【生活中的品牌故事】譚仔米線是如何「合久必分，分久必合」的？How Tam Jai Mixian Underwent the Cycle of 'Dividing and Reuniting'?
There is a local food and beverage brand that built a 2-billion Hong Kong dollar business in just 20 years. Its Mixian is something you and I have definitely tried before; it's none other than Tam Jai. The brand once split into two factions, with the founders ceasing communication and becoming business rivals. As a result, both companies achieved a value of 1 billion HKD each. Eventually, both were acquired by the same Japanese-funded corporation. The current market value of Tam Jai International now far exceeds that of Café de Coral by double. This intriguing story began with the Tam family from Hunan, China.
Tam family’s grandfather was a wealthy landowner, and Tam's father was criticized and jailed during the Cultural Revolution, with their property seized.In the 1960s, the Tam parents smuggled their children into Hong Kong. Among the brothers, the third brother was passionate about cooking and opened a cha chaan teng, but it closed due to poor performance.
In 1996, the first Tam Jai Yunnan Mixian store opened at 1 Wing Lung Street, Cheung Sha Wan, fusing Sichuan spiciness and Yunnan Mixian. The original shareholders included the third brother, sixth brother, fourth sister's husband, and two classmates of the sixth brother. In 2000, the sixth brother's classmates withdrew their shares, and the fifth brother joined. The third brother once said that he passed on the soup base recipe to his fifth brother to help him financially. In 2003, the four family members registered and established "Tung Sum Catering Limited" and officially began opening branches, with each person holding a 25% stake. Subsequent branch openings were funded by internal company profits.
Following the Death of Tam's Parents, Siblings Parted Ways Due to Divergent Management Philosophies
In 2008, the family decided to break up, evenly dividing the 12 branches at the time. The third and sixth brothers left the "Tam Jai Yunnan Mixian" sign to the fifth brother and the fourth sister's husband and founded "Tam Jai SamGor Mixian" separately, with both parties sharing the trademark and secret recipe. The third brother's side claimed that the soup base recipe was originally created by him, while the fifth brother's side claimed it came from their father. The differences between the two stores can be identified by the signs at the entrance, the colors of the bowls and plates, and the menus.
After Nearly a Decade Apart, Both Sides Were Acquired by the Same Japanese Company Attracted by the Compelling Price
After almost a decade, both businesses were acquired by Toridoll due to attractive valuations.

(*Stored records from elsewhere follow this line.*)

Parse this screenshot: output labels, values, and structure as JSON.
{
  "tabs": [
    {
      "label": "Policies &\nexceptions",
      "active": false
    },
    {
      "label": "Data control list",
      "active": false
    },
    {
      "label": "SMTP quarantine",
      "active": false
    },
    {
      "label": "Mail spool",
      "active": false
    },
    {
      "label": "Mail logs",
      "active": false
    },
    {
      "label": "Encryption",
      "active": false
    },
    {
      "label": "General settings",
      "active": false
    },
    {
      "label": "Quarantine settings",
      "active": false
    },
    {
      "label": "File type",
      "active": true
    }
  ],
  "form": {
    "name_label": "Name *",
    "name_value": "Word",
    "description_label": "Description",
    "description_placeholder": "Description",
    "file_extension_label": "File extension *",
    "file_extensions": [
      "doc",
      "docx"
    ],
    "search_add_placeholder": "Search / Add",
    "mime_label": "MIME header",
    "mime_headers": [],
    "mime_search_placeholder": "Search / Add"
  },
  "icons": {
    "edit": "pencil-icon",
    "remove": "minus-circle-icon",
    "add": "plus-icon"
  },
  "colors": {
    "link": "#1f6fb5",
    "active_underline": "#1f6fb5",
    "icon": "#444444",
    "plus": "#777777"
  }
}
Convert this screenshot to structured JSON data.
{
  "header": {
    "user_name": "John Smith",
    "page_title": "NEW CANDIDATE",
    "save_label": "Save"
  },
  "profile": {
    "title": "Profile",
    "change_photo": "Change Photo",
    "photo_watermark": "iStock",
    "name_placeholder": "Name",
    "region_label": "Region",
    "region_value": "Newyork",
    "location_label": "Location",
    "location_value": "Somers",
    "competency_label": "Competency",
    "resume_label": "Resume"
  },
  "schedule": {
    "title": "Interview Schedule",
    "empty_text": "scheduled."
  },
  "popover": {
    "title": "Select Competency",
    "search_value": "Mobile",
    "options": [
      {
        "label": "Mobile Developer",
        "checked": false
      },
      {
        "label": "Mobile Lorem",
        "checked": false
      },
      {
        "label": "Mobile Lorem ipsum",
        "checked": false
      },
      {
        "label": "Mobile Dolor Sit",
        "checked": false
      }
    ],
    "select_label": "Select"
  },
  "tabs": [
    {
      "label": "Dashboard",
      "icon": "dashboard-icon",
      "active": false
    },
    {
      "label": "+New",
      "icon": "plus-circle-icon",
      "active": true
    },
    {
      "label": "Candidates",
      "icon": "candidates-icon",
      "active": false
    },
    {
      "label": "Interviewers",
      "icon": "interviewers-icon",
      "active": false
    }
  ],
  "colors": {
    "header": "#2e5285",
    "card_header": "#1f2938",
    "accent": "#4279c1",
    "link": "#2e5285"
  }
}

In 2017, Toridoll acquired 100% ownership of "Tam Jai Yunnan Mixian" for 10 billion HKD and later "Tam Jai SamGor Mixian" for 11.1 billion HKD. Now owning 108 Tam Jai stores, Toridoll has about 70% market share in Hong Kong's Yunnan Mixian industry.
Despite the acquisition, both companies retain their distinct characteristics, catering to different clientele. Liu Damin, CEO of Tam Jai International under Toridoll, has said that the two Tam Jai operations have been running for over a decade, each with their own fan base, and when rebranding, they will preserve their distinct features. “Tam Jai” primarily targets family customers, offering larger portion sizes that are suitable for sharing among family members. On the other hand, “Tam Jai SamGor” focuses on younger and more energetic customers, emphasizing "fragrant, numbing, hot and spicy", with a stronger soup base, aiming to "teach Hong Kong people to eat spicy food." Both companies also periodically introduce limited-edition flavors to maintain a sense of novelty for their customers.
Starting from 2020, Tam Jai International has been continuously expanding its business beyond Hong Kong, establishing 19 new restaurants in Hong Kong, 9 in mainland China, 5 in Singapore, and 2 in Japan. Tam Jai International is dedicated to further expanding its store network and has plans to continue broadening its local and international presence.
The differences in style caused by family disagreements have inadvertently created different market positions that can complement each other. When combined, they can fully occupy the rice noodle market. It remains to be seen whether Toridoll will continue to manage Tam Jai successfully in the next ten years.